What properties couples book
Traditional cottages dominate Sykes' stock, but quirky and compact properties punch above their weight with couples:
Apartments, lodges, glamping pods and shepherd's huts make up just under 25% of couple bookings, compared to only about 14% of non-couple bookings.
These properties are typically cheaper to build and cheaper to run, making them attractive for owners entering the market with a smaller budget.
The caveat: per-booking value tends to be lower than larger family properties – but consistent year-round demand often makes up the gap.
How to position for couples
Photography: lead with romance and atmosphere – not bunk beds and travel cots.
Amenities: hot tubs, log burners, freestanding baths, premium bedding.
Listings: highlight September/May/June availability and short-break flexibility.
Location: walking distance to a pub or restaurant beats kid-friendly attractions.
Where to find more Sykes Cottages holiday let data
Owen pointed listeners to this page for the full reports referenced in the episode, including:
The monthly Sykes Pulse report – a rolling month-by-month view of UK holiday let demand.

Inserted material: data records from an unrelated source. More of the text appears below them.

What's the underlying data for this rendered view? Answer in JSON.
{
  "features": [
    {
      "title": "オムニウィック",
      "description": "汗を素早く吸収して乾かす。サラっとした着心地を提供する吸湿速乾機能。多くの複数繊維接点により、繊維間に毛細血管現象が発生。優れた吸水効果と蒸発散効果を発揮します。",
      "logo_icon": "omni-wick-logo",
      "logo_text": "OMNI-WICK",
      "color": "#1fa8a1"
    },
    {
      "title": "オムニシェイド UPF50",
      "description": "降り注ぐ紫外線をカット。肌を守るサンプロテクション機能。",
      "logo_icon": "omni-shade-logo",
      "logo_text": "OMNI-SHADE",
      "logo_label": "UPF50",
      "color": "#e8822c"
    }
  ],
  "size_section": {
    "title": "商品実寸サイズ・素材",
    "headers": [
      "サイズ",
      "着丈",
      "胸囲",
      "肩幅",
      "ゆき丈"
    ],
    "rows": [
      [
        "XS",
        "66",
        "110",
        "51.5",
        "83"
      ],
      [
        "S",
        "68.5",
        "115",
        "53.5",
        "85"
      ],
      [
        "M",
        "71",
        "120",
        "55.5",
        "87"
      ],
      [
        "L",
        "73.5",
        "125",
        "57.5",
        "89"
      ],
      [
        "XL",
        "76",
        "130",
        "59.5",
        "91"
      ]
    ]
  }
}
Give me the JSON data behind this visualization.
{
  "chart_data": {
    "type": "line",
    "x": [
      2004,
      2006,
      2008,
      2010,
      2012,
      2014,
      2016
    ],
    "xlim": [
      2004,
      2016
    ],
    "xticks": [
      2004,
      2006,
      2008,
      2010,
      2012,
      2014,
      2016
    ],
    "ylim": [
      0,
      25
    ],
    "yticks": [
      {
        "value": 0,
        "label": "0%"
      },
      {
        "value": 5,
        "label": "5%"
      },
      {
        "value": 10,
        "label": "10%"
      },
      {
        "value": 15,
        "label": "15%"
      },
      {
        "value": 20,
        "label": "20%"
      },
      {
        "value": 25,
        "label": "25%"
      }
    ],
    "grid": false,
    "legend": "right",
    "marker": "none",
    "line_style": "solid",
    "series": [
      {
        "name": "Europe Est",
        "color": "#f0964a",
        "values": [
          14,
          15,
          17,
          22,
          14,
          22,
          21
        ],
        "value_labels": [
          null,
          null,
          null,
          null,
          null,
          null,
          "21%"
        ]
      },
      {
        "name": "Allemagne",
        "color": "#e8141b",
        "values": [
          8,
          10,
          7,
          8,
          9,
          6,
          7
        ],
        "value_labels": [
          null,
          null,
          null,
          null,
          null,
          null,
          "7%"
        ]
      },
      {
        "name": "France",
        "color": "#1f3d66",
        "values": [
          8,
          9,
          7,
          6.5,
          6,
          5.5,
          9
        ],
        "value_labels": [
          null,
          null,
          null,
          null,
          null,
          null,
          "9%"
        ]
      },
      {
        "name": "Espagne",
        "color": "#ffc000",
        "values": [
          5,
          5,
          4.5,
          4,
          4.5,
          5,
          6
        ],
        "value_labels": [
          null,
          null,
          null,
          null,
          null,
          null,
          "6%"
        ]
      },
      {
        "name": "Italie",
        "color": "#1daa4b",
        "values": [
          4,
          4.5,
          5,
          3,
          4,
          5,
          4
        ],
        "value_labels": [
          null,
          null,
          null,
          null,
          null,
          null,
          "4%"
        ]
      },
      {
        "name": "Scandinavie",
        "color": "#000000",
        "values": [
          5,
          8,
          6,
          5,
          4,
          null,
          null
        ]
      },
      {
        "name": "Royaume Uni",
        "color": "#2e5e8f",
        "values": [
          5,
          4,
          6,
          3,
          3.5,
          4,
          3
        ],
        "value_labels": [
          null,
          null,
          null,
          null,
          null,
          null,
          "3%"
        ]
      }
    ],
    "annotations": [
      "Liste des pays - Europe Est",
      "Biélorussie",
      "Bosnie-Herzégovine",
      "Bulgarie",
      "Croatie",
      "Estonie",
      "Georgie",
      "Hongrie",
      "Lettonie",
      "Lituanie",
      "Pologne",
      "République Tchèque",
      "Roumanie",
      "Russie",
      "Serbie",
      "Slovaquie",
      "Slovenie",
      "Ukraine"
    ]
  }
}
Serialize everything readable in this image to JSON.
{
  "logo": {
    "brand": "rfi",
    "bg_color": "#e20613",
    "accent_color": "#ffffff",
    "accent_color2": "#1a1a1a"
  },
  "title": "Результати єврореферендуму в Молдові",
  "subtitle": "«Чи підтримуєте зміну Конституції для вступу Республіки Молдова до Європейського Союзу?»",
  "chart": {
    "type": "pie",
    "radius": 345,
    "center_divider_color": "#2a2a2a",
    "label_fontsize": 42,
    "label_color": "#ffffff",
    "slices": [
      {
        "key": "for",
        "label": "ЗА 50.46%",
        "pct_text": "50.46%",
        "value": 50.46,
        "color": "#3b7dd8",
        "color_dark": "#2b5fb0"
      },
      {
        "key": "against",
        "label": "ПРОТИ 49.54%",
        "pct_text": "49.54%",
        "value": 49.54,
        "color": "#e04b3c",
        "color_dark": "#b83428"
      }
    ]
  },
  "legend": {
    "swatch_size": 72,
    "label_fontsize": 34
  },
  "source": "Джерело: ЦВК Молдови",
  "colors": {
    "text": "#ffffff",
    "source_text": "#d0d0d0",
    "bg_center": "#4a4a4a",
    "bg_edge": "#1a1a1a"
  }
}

The annual Holiday Letting Outlook report – a longer-term view of how the market is performing.
Frequently asked questions
What are the most-booked UK holiday let regions in 2026?
North Wales is the most-booked region for 2026 according to Sykes Cottages, followed by the Lake District, Cornwall, the North York Moors and Coast, and Devon. The top 11 regions are in the same order as 2025.
What is the most-booked UK town for holiday lets?
Whitby in North Yorkshire is consistently the single most-booked town in the UK on Sykes' platform – a position it has held for at least nine consecutive years.
Do pet-friendly holiday lets earn more?
Yes. Sykes Cottages' 2026 data shows pet-friendly properties take 8% more bookings per year and generate 16% higher revenue than non-pet properties. Pet bookings are also booked 35 days further in advance and stay roughly half a day longer on average.
How far in advance are UK holiday let guests booking?
Short stays (1–6 nights) are booked around 70 days in advance, while week-long stays (7–14 nights) are booked around 150 days in advance, according to Sykes' 2025 data.
What percentage of holiday let bookings are couples?
Over 40% of Sykes Cottages bookings are made by couples, making them the single largest booking segment. Couples book most heavily in September, June and May.
What month is best for holiday let bookings?
For families, August and Easter peak. For couples – the largest segment overall – September is the strongest month, followed by June and May. Demand for 2026 is currently concentrated around Easter and the May bank holidays.